Malaysian Bulk Carriers -
Benign tides ahead
Maybulk's 9M13 core profit was above expectations at 94% of our full year forecasts, as bulk shipping losses were lower than we expected.
We raise our FY13-15 forecasts after incorporating lower bulk losses, and maintain Outperform. Our SOP-based target price is rolled over to end-FY14, but reduced slightly due to housekeeping matters. Share price rerating catalysts include the expected narrowing of dry bulk losses over the medium term as freight rates recover on the back of a slower pace of newbuilding deliveries.
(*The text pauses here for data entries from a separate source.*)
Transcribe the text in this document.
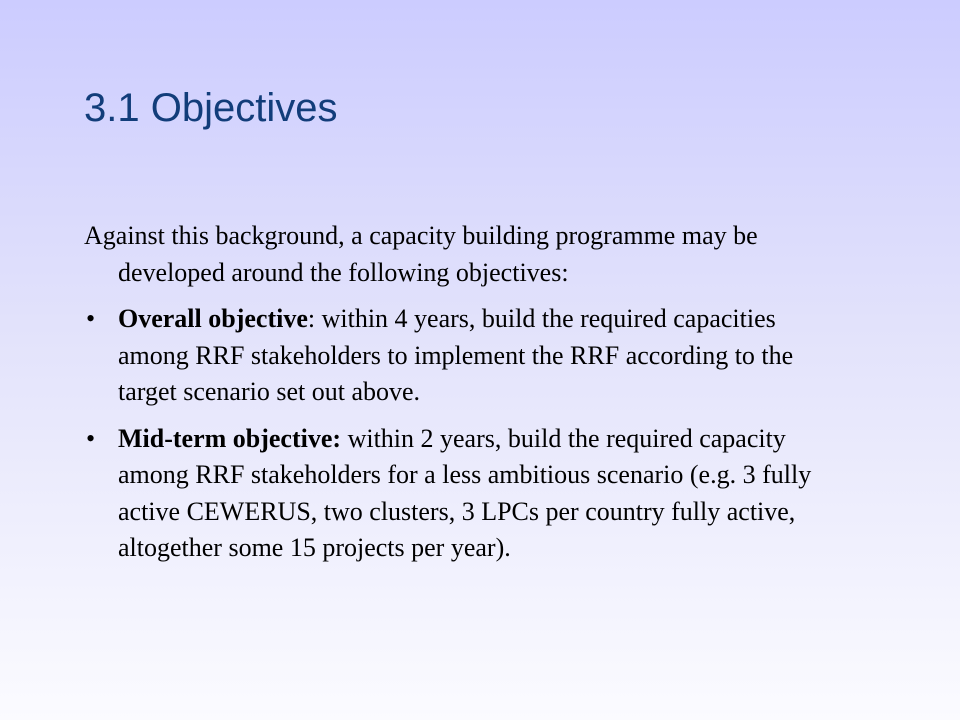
3.1 Objectives

Against this background, a capacity building programme may be developed around the following objectives:

• Overall objective: within 4 years, build the required capacities among RRF stakeholders to implement the RRF according to the target scenario set out above.
• Mid-term objective: within 2 years, build the required capacity among RRF stakeholders for a less ambitious scenario (e.g. 3 fully active CEWERUS, two clusters, 3 LPCs per country fully active, altogether some 15 projects per year).
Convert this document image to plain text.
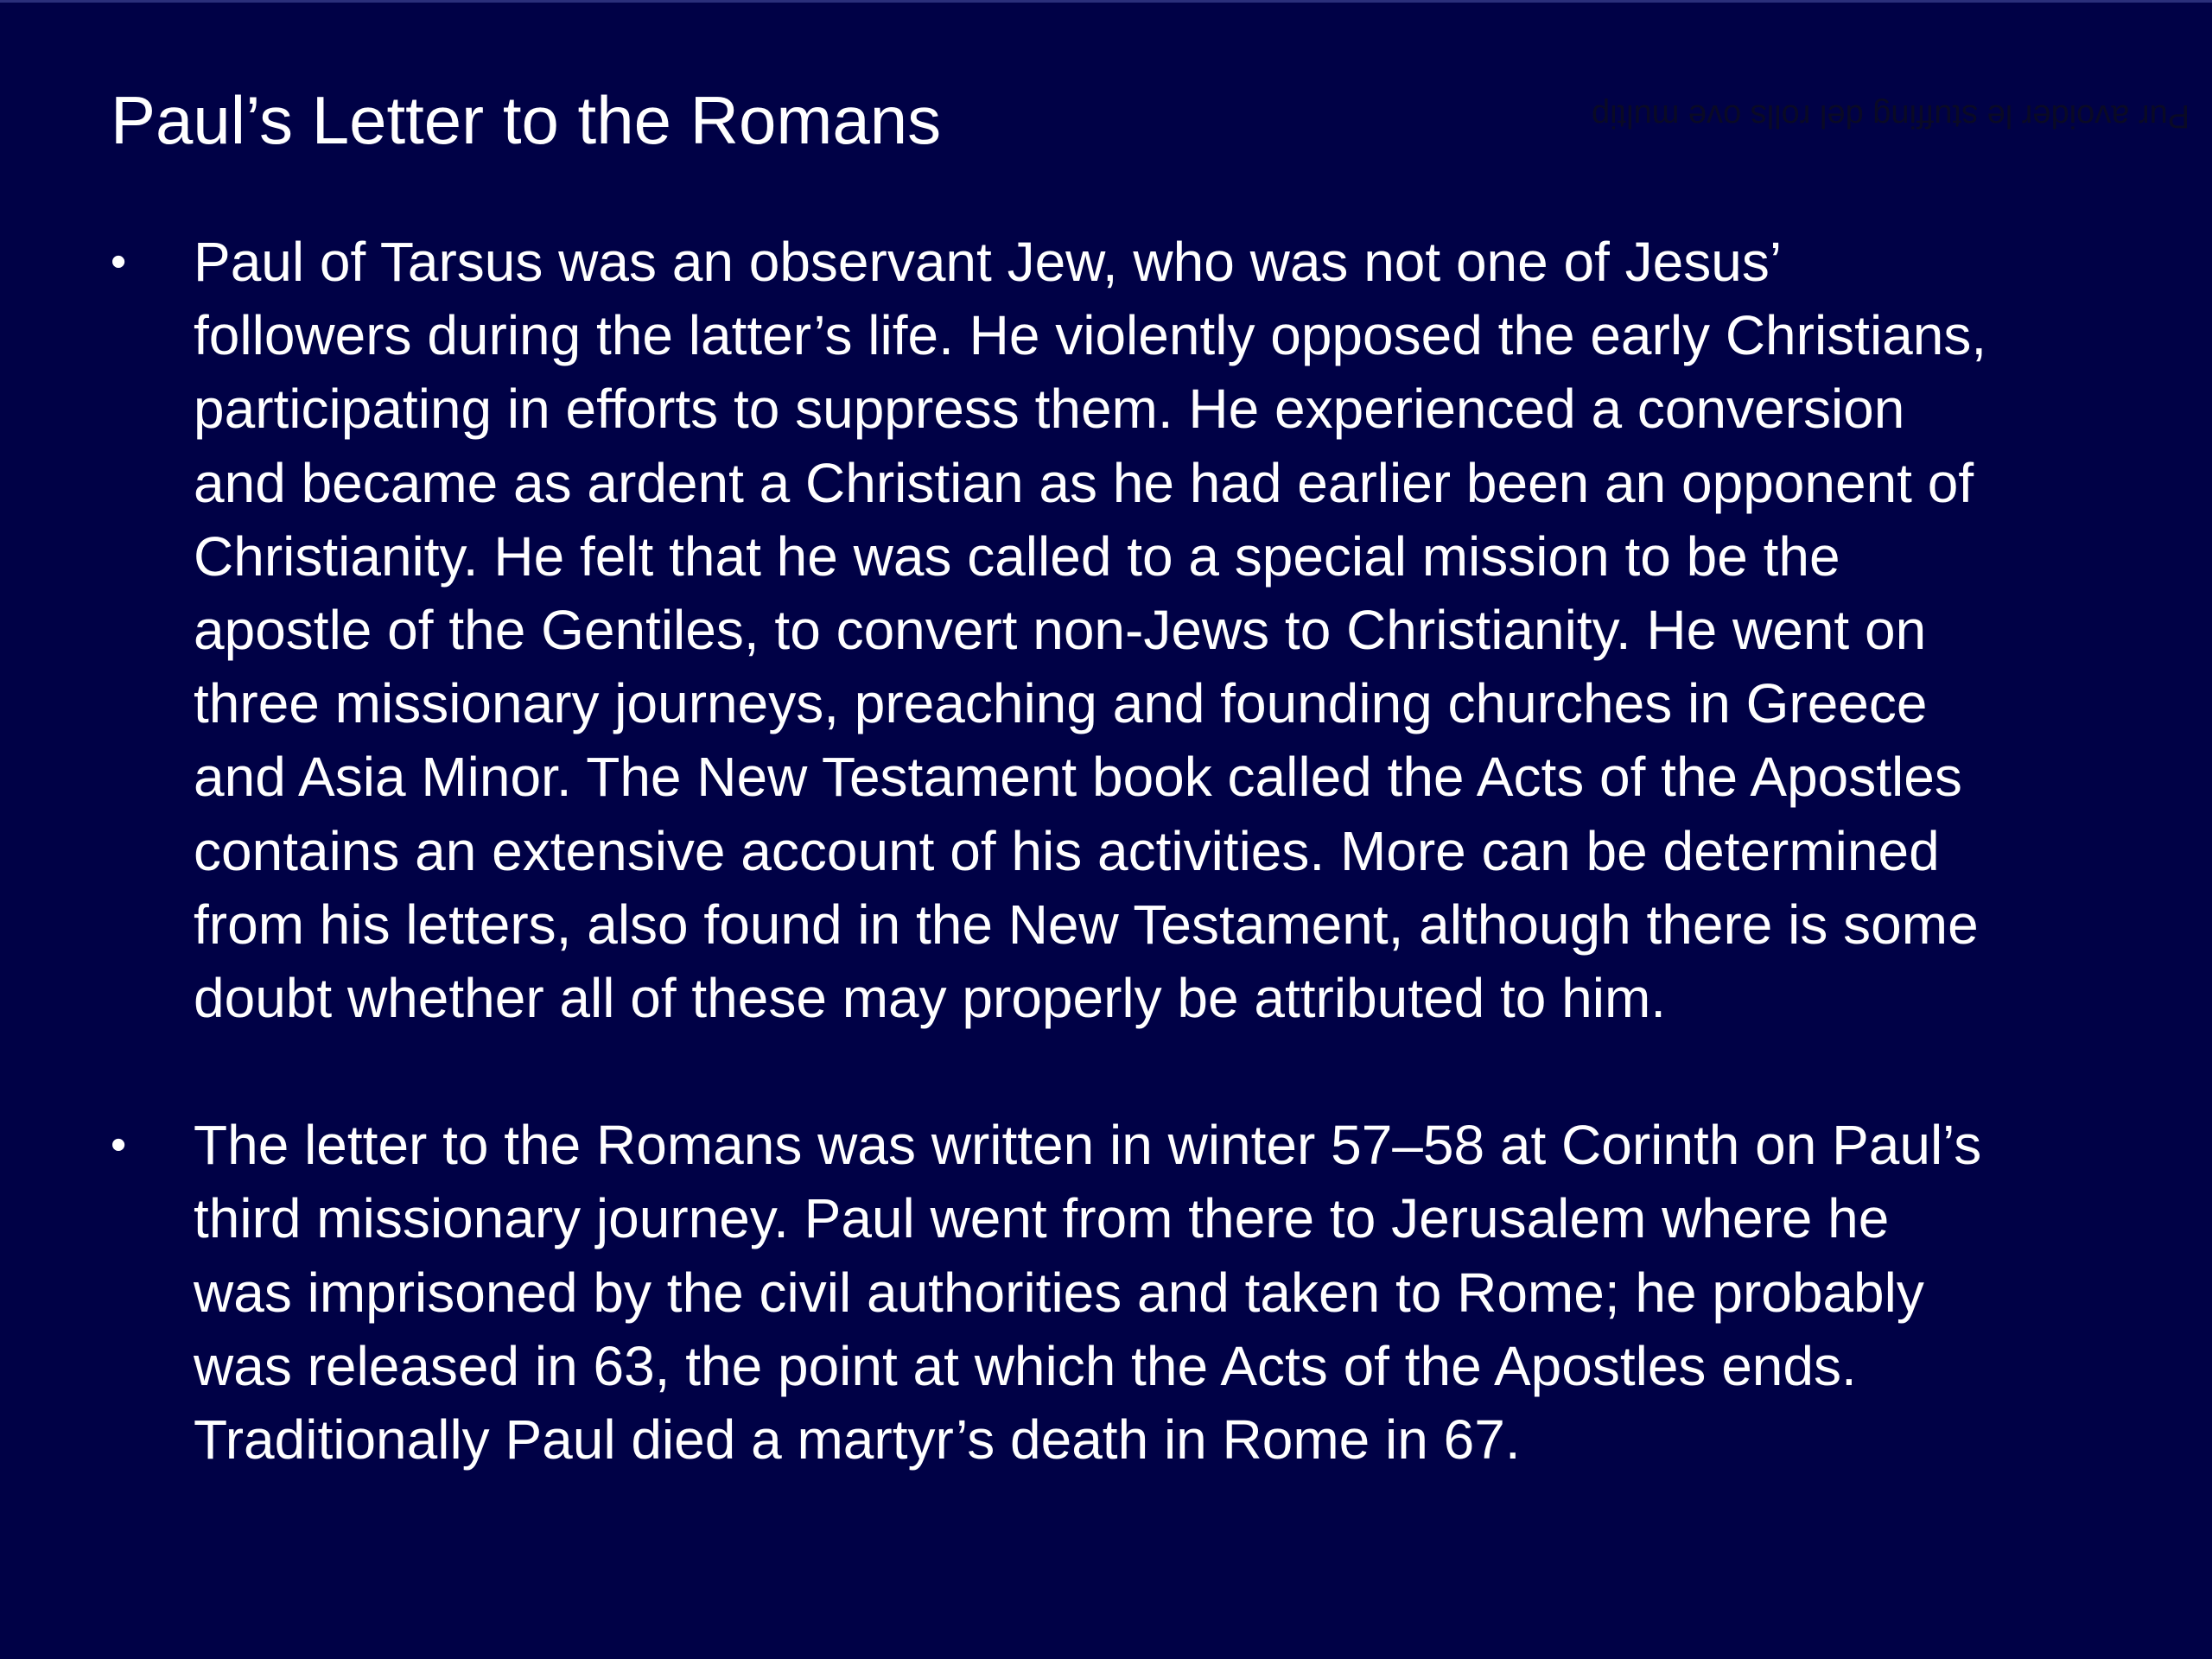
Paul’s Letter to the Romans	Pur avoider le stuffing del rolls ove multip
•	Paul of Tarsus was an observant Jew, who was not one of Jesus’
followers during the latter’s life. He violently opposed the early Christians,
participating in efforts to suppress them. He experienced a conversion
and became as ardent a Christian as he had earlier been an opponent of
Christianity. He felt that he was called to a special mission to be the
apostle of the Gentiles, to convert non-Jews to Christianity. He went on
three missionary journeys, preaching and founding churches in Greece
and Asia Minor. The New Testament book called the Acts of the Apostles
contains an extensive account of his activities. More can be determined
from his letters, also found in the New Testament, although there is some
doubt whether all of these may properly be attributed to him.
•	The letter to the Romans was written in winter 57–58 at Corinth on Paul’s
third missionary journey. Paul went from there to Jerusalem where he
was imprisoned by the civil authorities and taken to Rome; he probably
was released in 63, the point at which the Acts of the Apostles ends.
Traditionally Paul died a martyr’s death in Rome in 67.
Highlights of 3Q13 results
Although the bulk division clocked its fifth consecutive quarter of losses, the magnitude has generally narrowed over these quarters. Bulk rates steadily improved throughout 2013 amid slowing bulk carrier supply growth, which eased the downward pressure on rates. Meanwhile, the tanker division surprisingly fell back into the red, posting an RM3m operating loss in 3Q13. But the loss should be temporary as all three vessels were sent for dry-docking during the quarter, reducing earning days and raising docking cost. Losses from both of Maybulk's core divisions were more than compensated by profits from its offshore associate POSH, which again contributed a laudable RM14.7m to the company, lifting overall core earnings to RM6m against a 3Q12 loss of RM2m.
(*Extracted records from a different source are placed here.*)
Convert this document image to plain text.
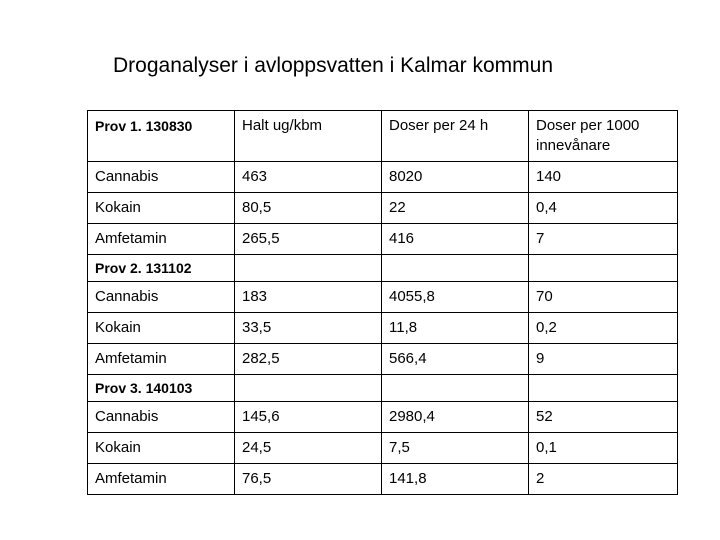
Droganalyser i avloppsvatten i Kalmar kommun
Prov 1. 130830	Halt ug/kbm	Doser per 24 h	Doser per 1000 innevånare
Cannabis	463	8020	140
Kokain	80,5	22	0,4
Amfetamin	265,5	416	7
Prov 2. 131102			
Cannabis	183	4055,8	70
Kokain	33,5	11,8	0,2
Amfetamin	282,5	566,4	9
Prov 3. 140103			
Cannabis	145,6	2980,4	52
Kokain	24,5	7,5	0,1
Amfetamin	76,5	141,8	2
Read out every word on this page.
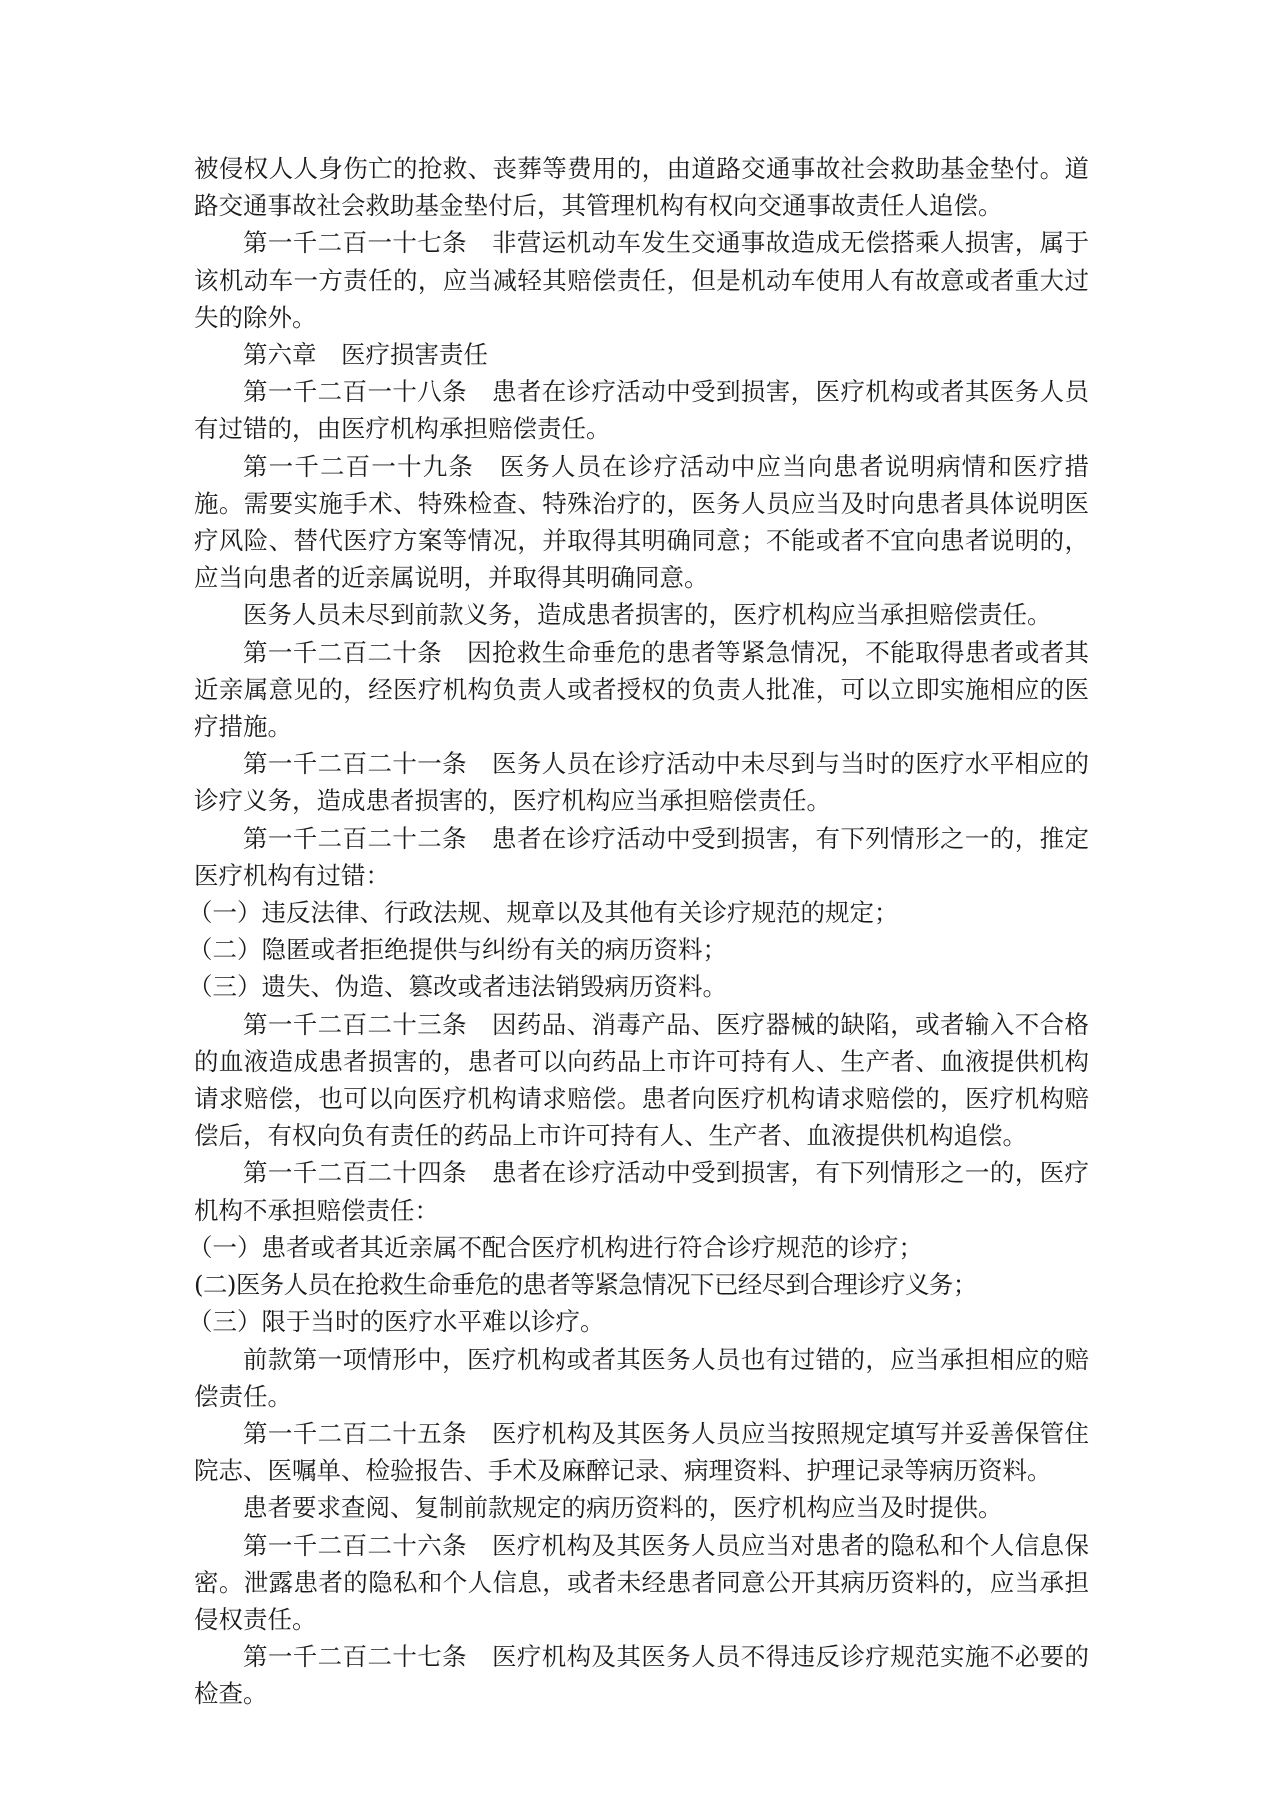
被侵权人人身伤亡的抢救、丧葬等费用的，由道路交通事故社会救助基金垫付。道路交通事故社会救助基金垫付后，其管理机构有权向交通事故责任人追偿。

第一千二百一十七条　非营运机动车发生交通事故造成无偿搭乘人损害，属于该机动车一方责任的，应当减轻其赔偿责任，但是机动车使用人有故意或者重大过失的除外。

第六章　医疗损害责任

第一千二百一十八条　患者在诊疗活动中受到损害，医疗机构或者其医务人员有过错的，由医疗机构承担赔偿责任。

第一千二百一十九条　医务人员在诊疗活动中应当向患者说明病情和医疗措施。需要实施手术、特殊检查、特殊治疗的，医务人员应当及时向患者具体说明医疗风险、替代医疗方案等情况，并取得其明确同意；不能或者不宜向患者说明的，应当向患者的近亲属说明，并取得其明确同意。

医务人员未尽到前款义务，造成患者损害的，医疗机构应当承担赔偿责任。

第一千二百二十条　因抢救生命垂危的患者等紧急情况，不能取得患者或者其近亲属意见的，经医疗机构负责人或者授权的负责人批准，可以立即实施相应的医疗措施。

第一千二百二十一条　医务人员在诊疗活动中未尽到与当时的医疗水平相应的诊疗义务，造成患者损害的，医疗机构应当承担赔偿责任。

第一千二百二十二条　患者在诊疗活动中受到损害，有下列情形之一的，推定医疗机构有过错：

（一）违反法律、行政法规、规章以及其他有关诊疗规范的规定；

（二）隐匿或者拒绝提供与纠纷有关的病历资料；

（三）遗失、伪造、篡改或者违法销毁病历资料。

第一千二百二十三条　因药品、消毒产品、医疗器械的缺陷，或者输入不合格的血液造成患者损害的，患者可以向药品上市许可持有人、生产者、血液提供机构请求赔偿，也可以向医疗机构请求赔偿。患者向医疗机构请求赔偿的，医疗机构赔偿后，有权向负有责任的药品上市许可持有人、生产者、血液提供机构追偿。

第一千二百二十四条　患者在诊疗活动中受到损害，有下列情形之一的，医疗机构不承担赔偿责任：

（一）患者或者其近亲属不配合医疗机构进行符合诊疗规范的诊疗；

(二)医务人员在抢救生命垂危的患者等紧急情况下已经尽到合理诊疗义务；

（三）限于当时的医疗水平难以诊疗。

前款第一项情形中，医疗机构或者其医务人员也有过错的，应当承担相应的赔偿责任。

第一千二百二十五条　医疗机构及其医务人员应当按照规定填写并妥善保管住院志、医嘱单、检验报告、手术及麻醉记录、病理资料、护理记录等病历资料。

患者要求查阅、复制前款规定的病历资料的，医疗机构应当及时提供。

第一千二百二十六条　医疗机构及其医务人员应当对患者的隐私和个人信息保密。泄露患者的隐私和个人信息，或者未经患者同意公开其病历资料的，应当承担侵权责任。

第一千二百二十七条　医疗机构及其医务人员不得违反诊疗规范实施不必要的检查。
Bulk TCE rates improved remarkably this year, with handysize and supramax rates rising by 56-90% since end-2012. Average rates for the two segments so far this quarter are 48-75% higher than those seen in the same period last year, suggesting that Maybulk may close the year with substantially narrower losses for its bulk division. Also, the tanker division may return to profit once the three vessels leave the docks and return to sea.
No news on POSH listing
Although talks of an IPO for POSH had surfaced in previous months, no public announcement has been made. Maybulk has the option to sell its 21.2% stake by end-2013 at a price 25% higher than its cost.